Michelle Obama has launched a healthy food-and-drink brand to get children to forgo sugar: ‘We want to contribute to the larger calling’

A picture of Michelle Obama smiling
Michelle Obama is launching a new food-and-beverage brand.
Weiss Eubanks—NBCUniversal/Getty Images

The former first lady has a new mission: to make children healthier. 

On Wednesday, Michelle Obama announced the launch of a new health-focused food-and-drink brand, PLEZi Nutrition, that’s targeted at fighting child obesity. 

“Our goal—to make products with real nutrition, to be an ally that parents can trust,” Obama said at the Wall Street Journal’s Future of Everything Festival on Wednesday, where she announced PLEZi’s launch. “We want to be a huge part of helping create a healthier generation for all children.”

The first of the company’s products is a fruity drink with no added sugar and only 35 calories (compared to roughly 150 calories in some sugary drinks) that comes in multiple flavors.

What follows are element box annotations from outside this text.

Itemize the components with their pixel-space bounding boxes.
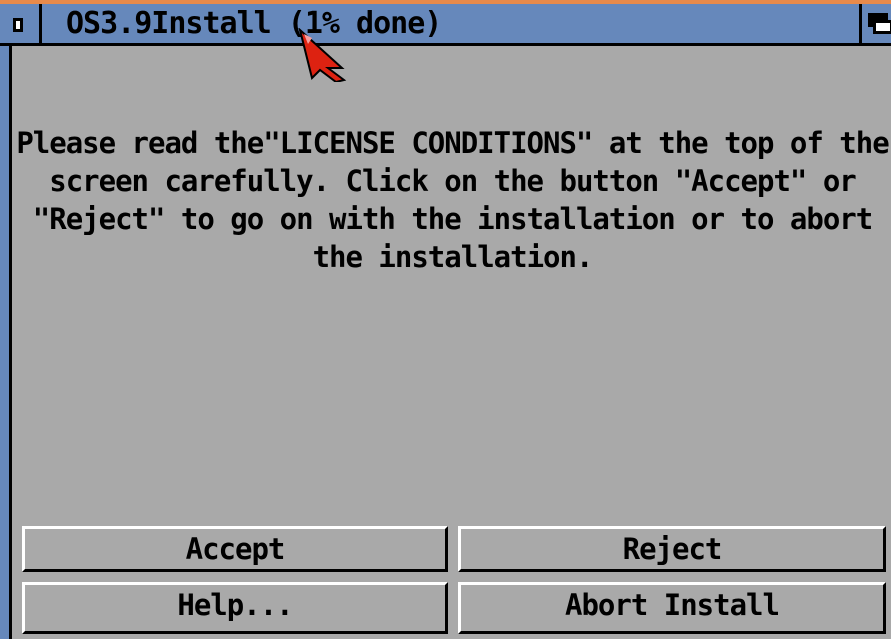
accept-button[interactable]: Accept xyxy=(22,526,448,572)
abort-install-button[interactable]: Abort Install xyxy=(458,582,886,634)
window-title: OS3.9Install (1% done) xyxy=(66,6,442,41)
title-bar[interactable]: OS3.9Install (1% done) xyxy=(0,4,891,46)
help-button[interactable]: Help... xyxy=(22,582,448,634)
installer-window: OS3.9Install (1% done) Please read the"L… xyxy=(0,4,891,639)
depth-front-square xyxy=(873,20,891,34)
close-knob xyxy=(13,18,23,32)
mouse-pointer-icon xyxy=(298,28,347,82)
reject-button[interactable]: Reject xyxy=(458,526,886,572)
depth-arrange-icon[interactable] xyxy=(859,4,891,43)
license-message: Please read the"LICENSE CONDITIONS" at t… xyxy=(16,126,889,274)
window-left-border xyxy=(0,46,12,639)
close-icon[interactable] xyxy=(0,4,42,43)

The drink is already available at a limited number of Target and Sprouts stores across the U.S. In the coming years, the company plans to introduce snacks and other products.

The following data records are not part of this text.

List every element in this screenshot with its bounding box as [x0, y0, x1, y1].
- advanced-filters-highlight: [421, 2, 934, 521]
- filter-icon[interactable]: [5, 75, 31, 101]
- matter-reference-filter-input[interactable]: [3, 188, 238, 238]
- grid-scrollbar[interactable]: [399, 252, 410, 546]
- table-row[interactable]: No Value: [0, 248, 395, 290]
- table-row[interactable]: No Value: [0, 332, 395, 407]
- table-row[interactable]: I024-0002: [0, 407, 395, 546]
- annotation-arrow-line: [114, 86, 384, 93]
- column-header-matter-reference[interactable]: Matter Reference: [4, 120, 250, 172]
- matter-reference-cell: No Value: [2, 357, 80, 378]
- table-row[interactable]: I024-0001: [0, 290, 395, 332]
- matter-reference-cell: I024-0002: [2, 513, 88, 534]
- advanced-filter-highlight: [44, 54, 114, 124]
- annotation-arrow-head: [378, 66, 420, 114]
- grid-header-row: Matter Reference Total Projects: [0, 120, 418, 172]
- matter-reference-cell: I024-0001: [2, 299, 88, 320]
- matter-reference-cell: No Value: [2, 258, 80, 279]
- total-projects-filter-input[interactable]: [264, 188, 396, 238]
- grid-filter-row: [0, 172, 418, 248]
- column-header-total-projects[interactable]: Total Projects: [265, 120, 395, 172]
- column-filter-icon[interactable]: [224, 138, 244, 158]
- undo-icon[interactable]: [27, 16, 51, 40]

Obama is PLEZi Nutrition’s cofounder and strategic partner, and the company will be led by a team of public health, nutrition, and parenting specialists. 

As First Lady, Obama spearheaded the Let’s Move initiative to promote exercising and healthy eating from a young age. Launched in 2010, the campaign spurred action at the national level through the Healthy, Hunger-Free Kids Act that provided increased funding to public schools to offer healthier meal options. Obama also worked with major food manufacturers to reduce the calorie count in their products.

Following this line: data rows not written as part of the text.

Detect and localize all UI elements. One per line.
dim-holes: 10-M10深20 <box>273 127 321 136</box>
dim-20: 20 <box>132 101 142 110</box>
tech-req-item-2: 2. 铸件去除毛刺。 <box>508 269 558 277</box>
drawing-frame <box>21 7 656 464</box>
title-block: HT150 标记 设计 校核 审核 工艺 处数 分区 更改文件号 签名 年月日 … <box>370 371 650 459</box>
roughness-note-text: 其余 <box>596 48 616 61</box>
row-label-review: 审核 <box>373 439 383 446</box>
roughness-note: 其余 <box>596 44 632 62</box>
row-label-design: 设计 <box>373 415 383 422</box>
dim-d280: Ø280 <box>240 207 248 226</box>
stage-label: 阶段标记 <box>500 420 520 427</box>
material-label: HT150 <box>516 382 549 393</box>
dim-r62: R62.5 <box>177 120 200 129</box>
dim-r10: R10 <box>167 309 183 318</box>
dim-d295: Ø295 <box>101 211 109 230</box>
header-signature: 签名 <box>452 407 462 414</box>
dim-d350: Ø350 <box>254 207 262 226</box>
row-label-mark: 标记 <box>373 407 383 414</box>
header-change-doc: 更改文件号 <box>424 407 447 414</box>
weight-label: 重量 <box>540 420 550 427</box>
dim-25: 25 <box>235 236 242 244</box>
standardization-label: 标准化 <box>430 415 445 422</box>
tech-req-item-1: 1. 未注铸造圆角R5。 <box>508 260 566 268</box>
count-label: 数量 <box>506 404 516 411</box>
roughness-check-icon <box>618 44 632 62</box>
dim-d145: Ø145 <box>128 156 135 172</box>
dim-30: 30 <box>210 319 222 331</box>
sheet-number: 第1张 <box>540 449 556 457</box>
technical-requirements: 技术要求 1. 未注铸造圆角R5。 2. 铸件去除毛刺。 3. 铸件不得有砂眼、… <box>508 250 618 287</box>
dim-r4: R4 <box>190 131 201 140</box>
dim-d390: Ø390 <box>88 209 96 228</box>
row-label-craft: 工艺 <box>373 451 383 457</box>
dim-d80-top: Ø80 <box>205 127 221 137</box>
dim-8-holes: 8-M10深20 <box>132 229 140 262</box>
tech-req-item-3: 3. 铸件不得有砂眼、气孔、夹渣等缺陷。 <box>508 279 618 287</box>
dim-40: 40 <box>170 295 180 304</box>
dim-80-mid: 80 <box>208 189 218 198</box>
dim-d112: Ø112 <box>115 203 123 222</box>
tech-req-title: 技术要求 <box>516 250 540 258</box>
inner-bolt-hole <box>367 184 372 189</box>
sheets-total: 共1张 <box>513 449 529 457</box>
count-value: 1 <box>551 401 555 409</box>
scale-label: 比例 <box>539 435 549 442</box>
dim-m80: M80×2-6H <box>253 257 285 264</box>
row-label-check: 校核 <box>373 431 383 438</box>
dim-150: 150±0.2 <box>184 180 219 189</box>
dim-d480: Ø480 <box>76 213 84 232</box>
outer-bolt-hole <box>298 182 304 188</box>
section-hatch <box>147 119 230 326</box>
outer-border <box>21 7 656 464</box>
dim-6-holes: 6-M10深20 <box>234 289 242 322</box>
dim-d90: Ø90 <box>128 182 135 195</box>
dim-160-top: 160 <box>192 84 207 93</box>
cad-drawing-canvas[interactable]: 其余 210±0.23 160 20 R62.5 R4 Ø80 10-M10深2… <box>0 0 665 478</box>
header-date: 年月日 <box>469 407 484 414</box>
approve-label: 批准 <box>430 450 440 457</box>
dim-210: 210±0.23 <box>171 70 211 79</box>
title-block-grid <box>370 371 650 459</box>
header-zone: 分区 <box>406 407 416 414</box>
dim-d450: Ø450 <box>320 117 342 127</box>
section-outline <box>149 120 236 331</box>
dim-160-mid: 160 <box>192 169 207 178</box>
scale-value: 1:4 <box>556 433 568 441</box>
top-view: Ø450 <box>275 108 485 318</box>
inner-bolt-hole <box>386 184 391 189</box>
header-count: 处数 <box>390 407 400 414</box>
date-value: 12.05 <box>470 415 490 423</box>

But Obama said she faced obstacles in bringing real change to children’s nutrition, even while at the White House.

“I’ve learned that on this issue, if you want to change the game, you can’t just work from the outside—you’ve got to get inside,” Obama said. “You’ve got to find ways to change the food and beverage industry itself.”

She called out food brands that preyed on children’s cravings for sugar and other unhealthy ingredients instead of catering to their nutritional needs. 

“Businesses are designed to give people what they want, not what they need,” Obama said. 

In the U.S., about 20% of the children aged 19 and under are obese, according to the Centers for Disease Control and Prevention. Daily added-sugar consumption, linked to obesity and type 2 diabetes and heart diseases, within that same age group is significantly higher than the recommended level, negatively impacting the health outcomes of children from a young age. 

The motto of PLEZi Nutrition, Obama said, is to offer products that are full of nutrients like fiber and potassium. But the key is to have children keep coming back for more. 

“We’ve learned that innovation without great taste is meaningless because we really want kids to stop choosing soda and sugary drinks,” Obama said, adding that the PLEZi drinks were made with the idea of changing how children consume drinks. “A small innovation in an industry that can significantly improve the health outcomes for our kids.”

“We want to contribute to the larger calling—something bigger than just our bottom line,” Obama said. 

To that end, PLEZi Nutrition will be run as a public benefit company, or a corporation created with the motive of doing social good while turning a profit. 

“I want other companies to know that PLEZi is coming and I want to challenge all companies to do better than us. Out-innovate us,” Obama said. “That’s the scale of change I’m hoping to spur.”